Hi everyone. Dave Rue sent me a slat of osage some time back and it was just long enough to sneak a 58" bow out of. It was one of the darkest pieces of osage I've ever seen, also had some fascinating grain to it. I sent Dave a few photos of it and he asked if I was going to post it. I really didn't have any plans to but when he asked if I was, I figured why not.
So the stats for the bow are, 58" long. 62-63 lbs at 28" (just under 60 at my 27" draw). Just a bit over 1 1/4 wide at the widest. The finish is paraffin, something I've never used before.
One thing about the bow is it took a lot more set than I expected. The tips sit about 1 1/4" behind the handle, and close to 1 3/4" behind the handle just off the string. Early on I mentioned this to Dave and he thought it may be from the osage, I had suspected the backing, still not sure why it took so much. I've build a few more off the same platform and 2 of them, within 4 lbs of this one, have limb tips about 3/4-1" in front of the handle, a few others Ive tried let go.
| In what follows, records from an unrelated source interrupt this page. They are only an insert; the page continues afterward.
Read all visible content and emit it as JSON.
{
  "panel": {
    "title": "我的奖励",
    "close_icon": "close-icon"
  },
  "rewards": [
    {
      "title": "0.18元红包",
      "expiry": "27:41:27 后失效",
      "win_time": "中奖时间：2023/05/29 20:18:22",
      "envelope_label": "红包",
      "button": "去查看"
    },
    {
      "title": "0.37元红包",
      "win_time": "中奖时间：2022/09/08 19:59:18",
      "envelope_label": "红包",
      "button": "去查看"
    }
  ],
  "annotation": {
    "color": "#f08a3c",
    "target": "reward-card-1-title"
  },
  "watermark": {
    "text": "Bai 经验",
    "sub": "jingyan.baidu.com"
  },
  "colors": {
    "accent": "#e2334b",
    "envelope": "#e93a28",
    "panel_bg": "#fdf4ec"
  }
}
I'm still trying to find a limb tip of the last one that let go.
A couple of more things; even though the bow took as much set/follow as it did, it shoots pretty well (in the, I can hit what I want department). Perhaps because the tips do sit back as far as they do, I'm not sure. I have a bow I built last year that has almost the exact profile as this one, but was made that way intentionally. Something I thought was interesting was the bow from last year loads up totally different from this one with a lot of forced set in it. Tiller between the two differs a bit but not a lot.